Said the House Committee Chairman on Ways, Means and Finance in his communication: "This request cannot be baffled because Mr. Speaker, as you may be aware, our first term government led by President Johnson-Sirleaf as president of Liberia, rejected the negotiated and ratified Firestone and Mitta Steel Agreements that was done by the then Gyude Bryant Government on grounds that those agreements, though legally negotiated and ratified, did not provide adequate benefits for Liberia." He continued: "These Agreements on account of the position of our first term of government's position to derive maximum benefits for the country were negotiated and ratified with more benefit coming to the country. I salute and thank President Sirleaf for such a wonderful patriotic duty."
He said the Liberian government and people are confronted with the same situation where ten production sharing contracts "grossly and flagrantly violate" our Petroleum Law.
Against this backdrop, he said everything must be done to utilize the existing opportunity by requesting the president to re-negotiate these production sharing contracts to comply with the provisions of the Petroleum Law.
But Minister Brown told the Truth FM's Truth Breakfast Show Wednesday, May 9, 2012: "If we are not careful, we are going to run the risk of being sued forever in the world for failure to comply with various contracts."
He stated that if there were mistakes made in the country's oil and gas sector in the past, such mistakes must be corrected, but not by Liberia reneging on the implementation of signed agreements entered into by the Government with those he referred to as "third international partners."
Said the Information Minister: "If there were mistakes made in the past, those mistakes must be corrected, but how do we correct a mistake that has now tied us to a third international partner, without indicating to the world that we will sign onto agreements and we intend to renege on the implementation of those agreements when those agreements encumbered commercial and financial obligations on the part of third parties.
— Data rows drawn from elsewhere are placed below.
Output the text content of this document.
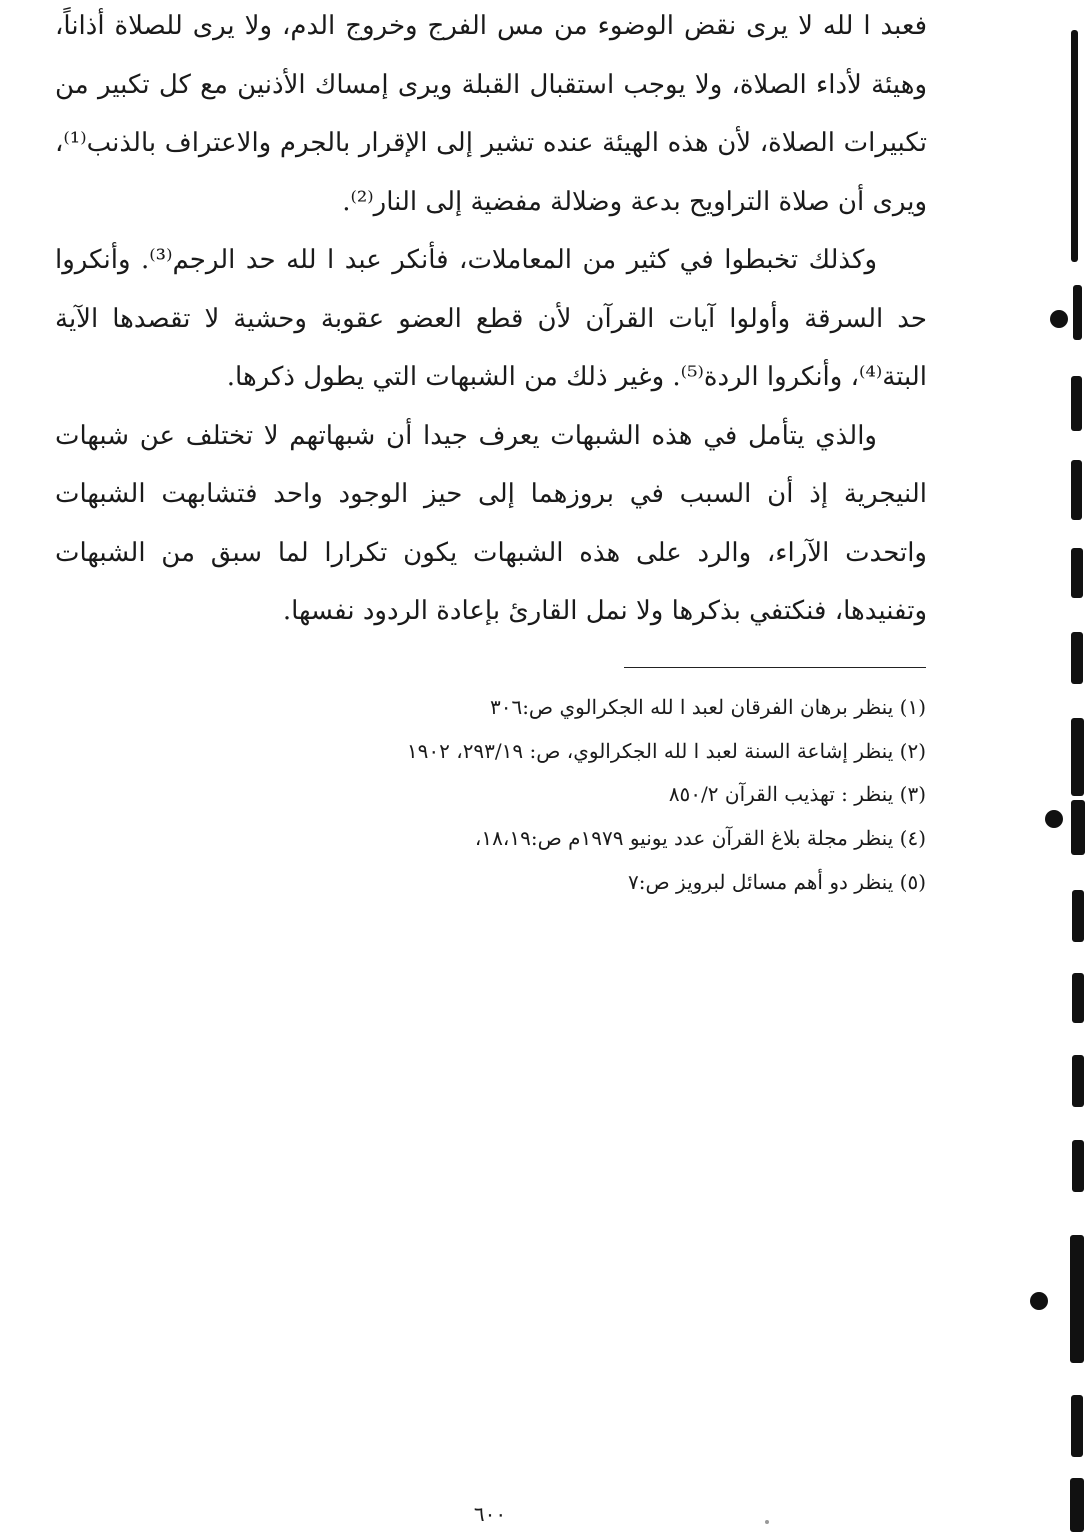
فعبد ا لله لا يرى نقض الوضوء من مس الفرج وخروج الدم، ولا يرى للصلاة أذاناً، وهيئة لأداء الصلاة، ولا يوجب استقبال القبلة ويرى إمساك الأذنين مع كل تكبير من تكبيرات الصلاة، لأن هذه الهيئة عنده تشير إلى الإقرار بالجرم والاعتراف بالذنب⁽¹⁾، ويرى أن صلاة التراويح بدعة وضلالة مفضية إلى النار⁽²⁾.

وكذلك تخبطوا في كثير من المعاملات، فأنكر عبد ا لله حد الرجم⁽³⁾. وأنكروا حد السرقة وأولوا آيات القرآن لأن قطع العضو عقوبة وحشية لا تقصدها الآية البتة⁽⁴⁾، وأنكروا الردة⁽⁵⁾. وغير ذلك من الشبهات التي يطول ذكرها.

والذي يتأمل في هذه الشبهات يعرف جيدا أن شبهاتهم لا تختلف عن شبهات النيجرية إذ أن السبب في بروزهما إلى حيز الوجود واحد فتشابهت الشبهات واتحدت الآراء، والرد على هذه الشبهات يكون تكرارا لما سبق من الشبهات وتفنيدها، فنكتفي بذكرها ولا نمل القارئ بإعادة الردود نفسها.

(١) ينظر برهان الفرقان لعبد ا لله الجكرالوي ص:٣٠٦

(٢) ينظر إشاعة السنة لعبد ا لله الجكرالوي، ص: ٢٩٣/١٩، ١٩٠٢

(٣) ينظر : تهذيب القرآن ٨٥٠/٢

(٤) ينظر مجلة بلاغ القرآن عدد يونيو ١٩٧٩م ص:١٨،١٩،

(٥) ينظر دو أهم مسائل لبرويز ص:٧

٦٠٠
Liberia cannot."
"Liberia cannot be seen as a country not respectful of contracts that it has entered into; whether those contracts were deemed good or deemed bad subsequently or in time. As a government, one of your primary duties is to fulfill and implement contracts that you have entered into," he added.
He made it clear that "there is a need for reform in the oil sector" of the country, adding, "In the oil capital of the world, President Ellen Johnson-Sirleaf called for reforms" in the sector.
He disclosed that President Johnson-Sirleaf articulated many of the issues that are being spoken about in the Legislature, to developing partners in Houston, Texas, that is regarded as the oil capital of the world.
He further disclosed that the Liberian leader "indicated that we have to bring a sense of uniformity to the various contracts that have conflicting issues, and conflicting benefits that we inherited."
"The President said in Houston to oil companies that we will reform this sector, but we want to do so in partnership with those who have contracts," he stressed.
He pointed out that: "The 2002 Petroleum Law that was passed, was passed not taking into account fully the fact that Liberia is still a frontier country," adding: "All of these things we are talking about oil, we do not have oil. It has required heavy capital investment and the taking of risks to be able to say that we have oil."
He stated that there is no conflict in the government regarding review and reforms in the country's oil sector, adding: "The National Oil Company of Liberia (NOCAL) is well advanced in that process; they are not just talking about it, they are acting on it."
He divulged that the best module for the administration of the oil sector worldwide comes from Norway, indicating that: "Norway is now in partnership with NOCAL, as we speak, audits of NOCAL are well advanced and underway."
He further divulged that reforms in the oil sector will entail increased transparency and accountability in the process, as well as the net benefit of the country's oil proving to be fair following the exploring and defining of the commercial quantity by developing partners.